Here is the change I’m really looking for as more people arrive: more community. I walk past the relatively small footprint of the future Amazon store at the corner of Bethesda Avenue and Arlington Road and wonder if they’ll have room to host author talks. I walk past older office buildings and wonder why we can’t turn their attractive-but-underused little plazas into Bethesda’s answer to the Kennedy Center’s Millennium Stage, a free daily performance series featuring a quirky mix of acts from musicians to storytellers. I’d have more open-air movie nights on Bethesda Row, more food tastings, lectures and dance nights. As Bethesda changes, I hope we create more spaces that give us the feeling of connection that I had while sitting at my grandparents’ soda fountain. That’s not nostalgia. That’s living long enough to know what really makes people happy.
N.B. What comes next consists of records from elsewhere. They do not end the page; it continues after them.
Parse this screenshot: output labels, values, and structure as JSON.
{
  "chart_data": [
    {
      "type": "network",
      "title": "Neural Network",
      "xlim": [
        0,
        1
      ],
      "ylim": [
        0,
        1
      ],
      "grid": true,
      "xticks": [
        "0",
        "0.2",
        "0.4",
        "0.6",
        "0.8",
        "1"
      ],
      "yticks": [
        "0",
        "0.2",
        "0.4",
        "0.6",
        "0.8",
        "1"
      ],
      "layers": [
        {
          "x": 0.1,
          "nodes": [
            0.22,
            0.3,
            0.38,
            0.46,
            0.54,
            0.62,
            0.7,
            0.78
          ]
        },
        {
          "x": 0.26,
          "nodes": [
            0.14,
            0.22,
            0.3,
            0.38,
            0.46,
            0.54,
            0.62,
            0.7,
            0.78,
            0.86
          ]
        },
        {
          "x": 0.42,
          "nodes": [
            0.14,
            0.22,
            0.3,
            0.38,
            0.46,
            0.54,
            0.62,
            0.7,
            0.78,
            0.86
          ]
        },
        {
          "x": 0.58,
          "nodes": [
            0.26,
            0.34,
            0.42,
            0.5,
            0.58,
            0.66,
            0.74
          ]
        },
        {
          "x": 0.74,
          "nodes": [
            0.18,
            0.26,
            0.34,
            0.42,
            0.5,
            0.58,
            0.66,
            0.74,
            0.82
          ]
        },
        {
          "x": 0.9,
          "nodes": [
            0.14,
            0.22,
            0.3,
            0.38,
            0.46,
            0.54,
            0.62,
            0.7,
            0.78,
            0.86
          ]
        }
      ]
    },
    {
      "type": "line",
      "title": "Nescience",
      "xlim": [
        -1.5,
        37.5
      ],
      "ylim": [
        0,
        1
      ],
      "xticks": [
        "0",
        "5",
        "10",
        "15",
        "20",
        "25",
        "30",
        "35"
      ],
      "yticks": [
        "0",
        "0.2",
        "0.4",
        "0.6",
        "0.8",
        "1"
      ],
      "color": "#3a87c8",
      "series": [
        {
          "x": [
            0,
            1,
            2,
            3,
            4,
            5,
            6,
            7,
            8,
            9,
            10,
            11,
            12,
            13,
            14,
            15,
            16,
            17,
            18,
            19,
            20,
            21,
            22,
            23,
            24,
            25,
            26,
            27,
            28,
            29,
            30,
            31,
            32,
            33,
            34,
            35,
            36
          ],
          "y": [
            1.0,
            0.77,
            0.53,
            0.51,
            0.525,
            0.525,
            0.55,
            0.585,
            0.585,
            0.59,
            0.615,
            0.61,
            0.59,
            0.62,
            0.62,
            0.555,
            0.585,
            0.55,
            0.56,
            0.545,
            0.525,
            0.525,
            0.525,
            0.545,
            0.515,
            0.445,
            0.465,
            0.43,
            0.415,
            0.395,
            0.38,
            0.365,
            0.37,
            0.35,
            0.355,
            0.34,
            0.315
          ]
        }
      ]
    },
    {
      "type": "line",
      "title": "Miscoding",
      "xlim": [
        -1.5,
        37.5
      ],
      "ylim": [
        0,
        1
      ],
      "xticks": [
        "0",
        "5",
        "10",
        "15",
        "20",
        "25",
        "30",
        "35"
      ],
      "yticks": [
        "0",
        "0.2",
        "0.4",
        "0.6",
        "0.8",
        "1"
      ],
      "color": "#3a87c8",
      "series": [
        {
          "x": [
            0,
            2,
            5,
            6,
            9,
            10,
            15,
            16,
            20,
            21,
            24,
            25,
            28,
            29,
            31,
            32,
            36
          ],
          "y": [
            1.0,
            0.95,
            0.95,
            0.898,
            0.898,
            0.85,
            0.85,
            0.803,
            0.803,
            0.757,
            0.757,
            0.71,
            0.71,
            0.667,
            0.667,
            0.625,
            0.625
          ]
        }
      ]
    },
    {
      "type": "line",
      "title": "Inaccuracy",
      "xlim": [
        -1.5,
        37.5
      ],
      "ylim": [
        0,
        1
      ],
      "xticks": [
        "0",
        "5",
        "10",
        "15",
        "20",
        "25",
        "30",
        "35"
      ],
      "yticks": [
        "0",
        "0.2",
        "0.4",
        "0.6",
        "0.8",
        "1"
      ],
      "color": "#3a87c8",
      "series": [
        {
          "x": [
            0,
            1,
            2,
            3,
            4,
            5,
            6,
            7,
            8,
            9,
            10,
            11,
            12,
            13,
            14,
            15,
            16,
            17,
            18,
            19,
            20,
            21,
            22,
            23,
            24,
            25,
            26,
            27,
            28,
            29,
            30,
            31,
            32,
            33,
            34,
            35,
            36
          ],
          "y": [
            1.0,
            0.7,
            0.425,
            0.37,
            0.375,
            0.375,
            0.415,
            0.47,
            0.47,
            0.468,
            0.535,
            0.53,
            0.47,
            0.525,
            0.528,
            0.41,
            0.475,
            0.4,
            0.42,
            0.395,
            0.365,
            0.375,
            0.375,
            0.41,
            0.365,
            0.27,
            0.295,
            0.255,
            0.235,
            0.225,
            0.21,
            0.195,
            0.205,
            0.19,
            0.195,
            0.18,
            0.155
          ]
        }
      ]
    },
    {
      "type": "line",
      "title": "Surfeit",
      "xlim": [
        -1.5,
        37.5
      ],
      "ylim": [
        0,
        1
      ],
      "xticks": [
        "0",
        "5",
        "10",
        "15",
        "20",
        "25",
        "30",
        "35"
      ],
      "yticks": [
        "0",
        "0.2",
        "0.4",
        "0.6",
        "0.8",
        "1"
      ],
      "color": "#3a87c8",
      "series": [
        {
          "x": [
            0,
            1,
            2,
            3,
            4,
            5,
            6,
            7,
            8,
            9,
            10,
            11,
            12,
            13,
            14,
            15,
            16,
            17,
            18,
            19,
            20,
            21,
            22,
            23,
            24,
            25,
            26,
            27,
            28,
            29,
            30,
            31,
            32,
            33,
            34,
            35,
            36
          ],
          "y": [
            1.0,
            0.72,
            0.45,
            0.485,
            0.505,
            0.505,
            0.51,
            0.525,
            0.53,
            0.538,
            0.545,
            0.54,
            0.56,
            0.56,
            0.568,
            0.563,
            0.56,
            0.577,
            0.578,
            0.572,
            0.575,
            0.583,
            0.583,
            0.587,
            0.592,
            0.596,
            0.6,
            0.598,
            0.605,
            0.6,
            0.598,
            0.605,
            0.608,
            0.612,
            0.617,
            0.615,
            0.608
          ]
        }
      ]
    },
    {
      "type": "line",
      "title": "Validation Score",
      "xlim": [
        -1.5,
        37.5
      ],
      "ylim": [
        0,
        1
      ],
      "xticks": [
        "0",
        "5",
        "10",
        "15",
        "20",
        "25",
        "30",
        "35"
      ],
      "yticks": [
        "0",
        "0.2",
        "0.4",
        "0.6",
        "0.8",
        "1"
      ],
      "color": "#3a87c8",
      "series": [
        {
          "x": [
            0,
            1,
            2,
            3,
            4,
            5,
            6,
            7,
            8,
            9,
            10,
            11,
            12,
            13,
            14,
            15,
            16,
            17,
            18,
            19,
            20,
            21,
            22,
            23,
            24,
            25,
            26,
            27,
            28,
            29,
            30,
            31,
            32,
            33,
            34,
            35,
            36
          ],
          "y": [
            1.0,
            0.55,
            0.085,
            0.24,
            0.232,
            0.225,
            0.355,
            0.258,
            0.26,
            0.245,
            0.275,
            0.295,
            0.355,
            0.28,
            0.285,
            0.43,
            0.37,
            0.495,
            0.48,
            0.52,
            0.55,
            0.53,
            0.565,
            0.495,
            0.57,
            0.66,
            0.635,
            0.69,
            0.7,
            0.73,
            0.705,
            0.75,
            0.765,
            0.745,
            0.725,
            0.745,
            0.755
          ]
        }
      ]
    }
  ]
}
I’ve been thinking a lot lately about that soda fountain. My husband and I ran out of our favorite Nespresso pods recently. I tried reordering from Amazon; they were temporarily out of stock. My husband mentioned that Walmart is now competing with Amazon online, offering free two-day shipping without charging membership fees. In fact, my husband said, he’d just downloaded the Walmart app on his phone and ordered Nespresso pods.
Walmart? The same Walmart that my grandfather blamed for forcing him to rip out his soda fountain?
The world did not end. When the box with a blue Walmart logo arrived on our doorstep, I drank the coffee. It was delicious. Sorry, granddad. Things change.
April Witt is a former Washington Post writer who lives in Bethesda.